Less than two weeks before his meeting with President Joe Biden in Geneva, Russian President Vladimir Putin on Monday signed into law a bill renouncing the Open Skies Treaty with the U.S., Fox News reports citing the government’s official legal information portal who published the document.
Sergei Ryzhkov, the head of Russia’s National Nuclear Risk Reduction Center, said that the United States and Germany will carry joint observation flight over the Russian territory within the framework of the Treaty on Open Skies.
Open Skies Treaty – one of a number of post-Cold War confidence-building measures- was signed in 1992 and went into effect 10 years later, allowing the 34 signatories to conduct unarmed observation flights over each other’s territory on short notice.

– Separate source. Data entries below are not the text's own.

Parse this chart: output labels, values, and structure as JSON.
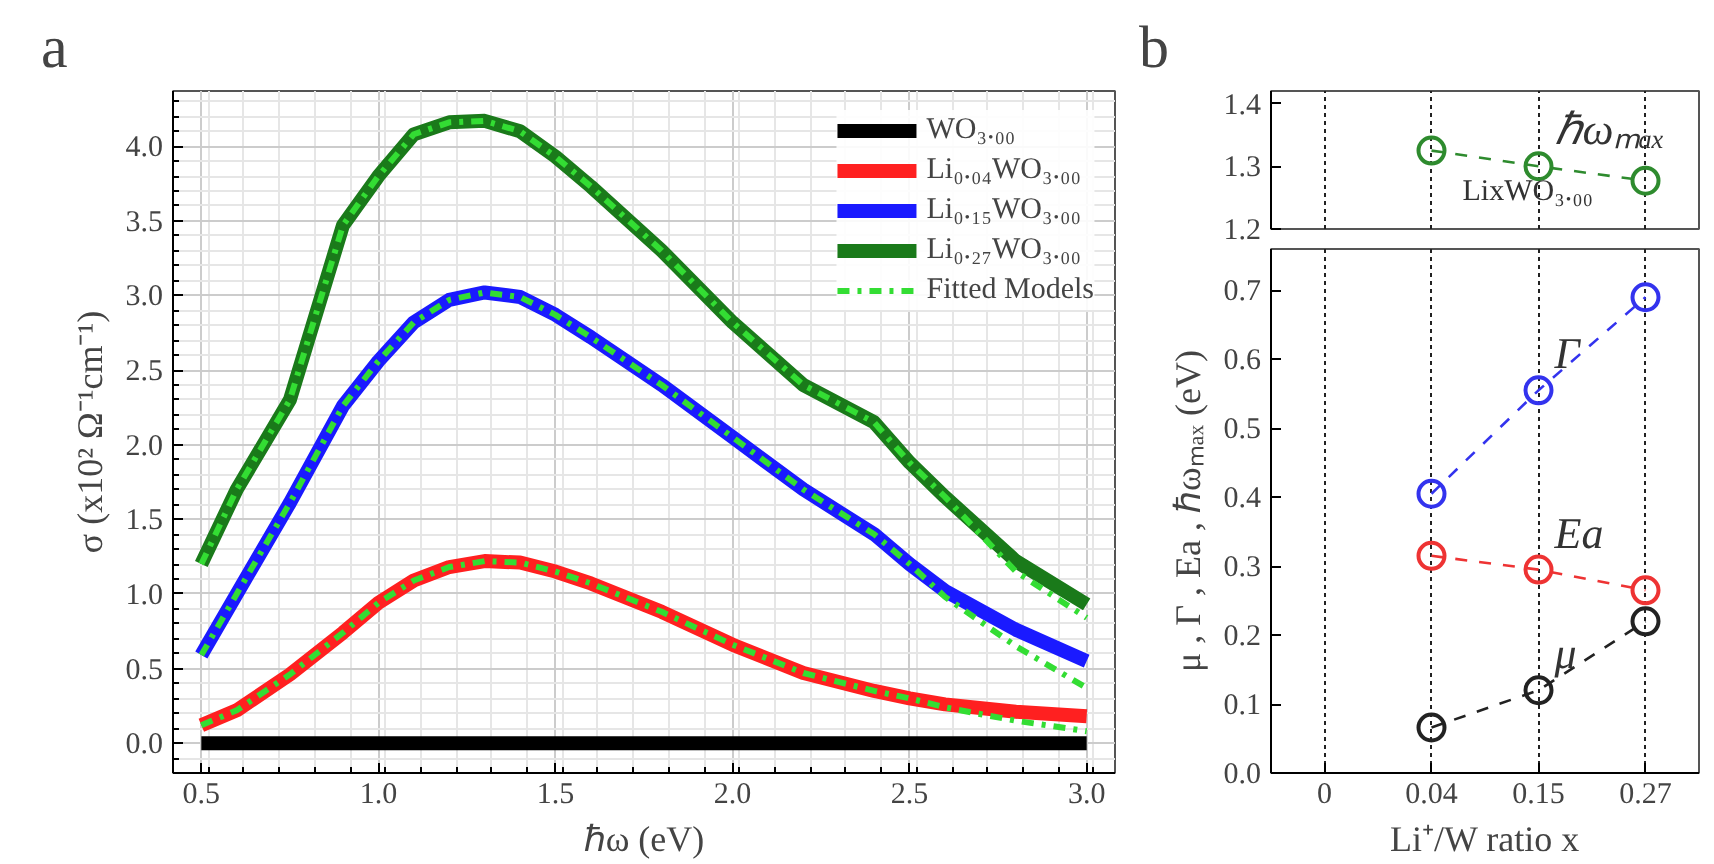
{
  "chart_data": [
    {
      "type": "line",
      "title": "a",
      "xlabel": "ℏω (eV)",
      "ylabel": "σ (x10² Ω⁻¹cm⁻¹)",
      "x": [
        0.5,
        0.6,
        0.75,
        0.9,
        1.0,
        1.1,
        1.2,
        1.3,
        1.4,
        1.5,
        1.6,
        1.8,
        2.0,
        2.2,
        2.4,
        2.5,
        2.6,
        2.8,
        3.0
      ],
      "series": [
        {
          "name": "WO₃.₀₀",
          "color": "#000000",
          "values": [
            0,
            0,
            0,
            0,
            0,
            0,
            0,
            0,
            0,
            0,
            0,
            0,
            0,
            0,
            0,
            0,
            0,
            0,
            0
          ]
        },
        {
          "name": "Li₀.₀₄WO₃.₀₀",
          "color": "#ff2020",
          "values": [
            0.12,
            0.22,
            0.46,
            0.74,
            0.94,
            1.09,
            1.18,
            1.22,
            1.21,
            1.15,
            1.07,
            0.88,
            0.66,
            0.47,
            0.35,
            0.3,
            0.26,
            0.21,
            0.18
          ]
        },
        {
          "name": "Li₀.₁₅WO₃.₀₀",
          "color": "#1a1aff",
          "values": [
            0.59,
            1.0,
            1.61,
            2.26,
            2.56,
            2.82,
            2.97,
            3.02,
            2.99,
            2.87,
            2.72,
            2.4,
            2.05,
            1.7,
            1.4,
            1.2,
            1.02,
            0.76,
            0.55
          ]
        },
        {
          "name": "Li₀.₂₇WO₃.₀₀",
          "color": "#1a7a1a",
          "values": [
            1.2,
            1.7,
            2.3,
            3.47,
            3.8,
            4.08,
            4.16,
            4.17,
            4.1,
            3.93,
            3.73,
            3.3,
            2.82,
            2.4,
            2.15,
            1.88,
            1.65,
            1.22,
            0.93
          ]
        },
        {
          "name": "Fitted Models",
          "color": "#33dd33",
          "line_style": "dashdot",
          "values": [
            0.12,
            0.22,
            0.46,
            0.74,
            0.94,
            1.09,
            1.18,
            1.22,
            1.21,
            1.15,
            1.07,
            0.88,
            0.66,
            0.47,
            0.35,
            0.3,
            0.24,
            0.15,
            0.08
          ]
        },
        {
          "color": "#33dd33",
          "line_style": "dashdot",
          "values": [
            0.59,
            1.0,
            1.61,
            2.26,
            2.56,
            2.82,
            2.97,
            3.02,
            2.99,
            2.87,
            2.72,
            2.4,
            2.05,
            1.7,
            1.4,
            1.2,
            0.98,
            0.65,
            0.37
          ]
        },
        {
          "color": "#33dd33",
          "line_style": "dashdot",
          "values": [
            1.2,
            1.7,
            2.3,
            3.47,
            3.8,
            4.08,
            4.16,
            4.17,
            4.1,
            3.93,
            3.73,
            3.3,
            2.82,
            2.4,
            2.15,
            1.88,
            1.65,
            1.15,
            0.84
          ]
        }
      ],
      "xlim": [
        0.42,
        3.08
      ],
      "xticks": [
        0.5,
        {
          "value": 1,
          "label": "1.0"
        },
        1.5,
        {
          "value": 2,
          "label": "2.0"
        },
        2.5,
        {
          "value": 3,
          "label": "3.0"
        }
      ],
      "ylim": [
        -0.2,
        4.37
      ],
      "yticks": [
        {
          "value": 0,
          "label": "0.0"
        },
        0.5,
        {
          "value": 1,
          "label": "1.0"
        },
        1.5,
        {
          "value": 2,
          "label": "2.0"
        },
        2.5,
        {
          "value": 3,
          "label": "3.0"
        },
        3.5,
        {
          "value": 4,
          "label": "4.0"
        }
      ],
      "grid": true,
      "legend": "top right",
      "line_style": "solid"
    },
    {
      "type": "line",
      "title": "b",
      "categories": [
        "0",
        "0.04",
        "0.15",
        "0.27"
      ],
      "tick_labels": "y",
      "ylim": [
        1.2,
        1.42
      ],
      "yticks": [
        1.2,
        1.3,
        1.4
      ],
      "grid": "x",
      "marker": "circle",
      "line_style": "dashed",
      "legend": false,
      "annotations": [
        "LixWO₃.₀₀"
      ],
      "series": [
        {
          "name": "ℏωₘₐₓ",
          "color": "#2e8b2e",
          "values": [
            null,
            1.325,
            1.3,
            1.277
          ]
        }
      ]
    },
    {
      "type": "line",
      "categories": [
        "0",
        "0.04",
        "0.15",
        "0.27"
      ],
      "xlabel": "Li⁺/W ratio x",
      "ylabel": "μ , Γ , Ea , ℏωₘₐₓ (eV)",
      "ylim": [
        0,
        0.76
      ],
      "yticks": [
        {
          "value": 0,
          "label": "0.0"
        },
        0.1,
        0.2,
        0.3,
        0.4,
        0.5,
        0.6,
        0.7
      ],
      "grid": "x",
      "marker": "circle",
      "line_style": "dashed",
      "legend": false,
      "series": [
        {
          "name": "μ",
          "color": "#222222",
          "values": [
            null,
            0.066,
            0.12,
            0.22
          ]
        },
        {
          "name": "Ea",
          "color": "#ee3333",
          "values": [
            null,
            0.315,
            0.295,
            0.265
          ]
        },
        {
          "name": "Γ",
          "color": "#3333ee",
          "values": [
            null,
            0.405,
            0.555,
            0.69
          ]
        }
      ]
    }
  ]
}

Last month the U.S. notified Russia it would not return to the Open Skies Treaty that was abandoned during the Trump administration although President Joe Biden called Trump’s move “short-sighted” during the presidential race.
Trump pulled out of the treaty quoting violations by Moscow, something that Russia denied, stressing that all of the agreement-related issues Washington raised could be discussed within the framework of the Open Skies Consultative Commission.
The U.S. started the withdrawal procedure on May 2020 and the procedure was completed on 22 November while the Russian Foreign Ministry announced relevant reciprocal procedures on 15 January.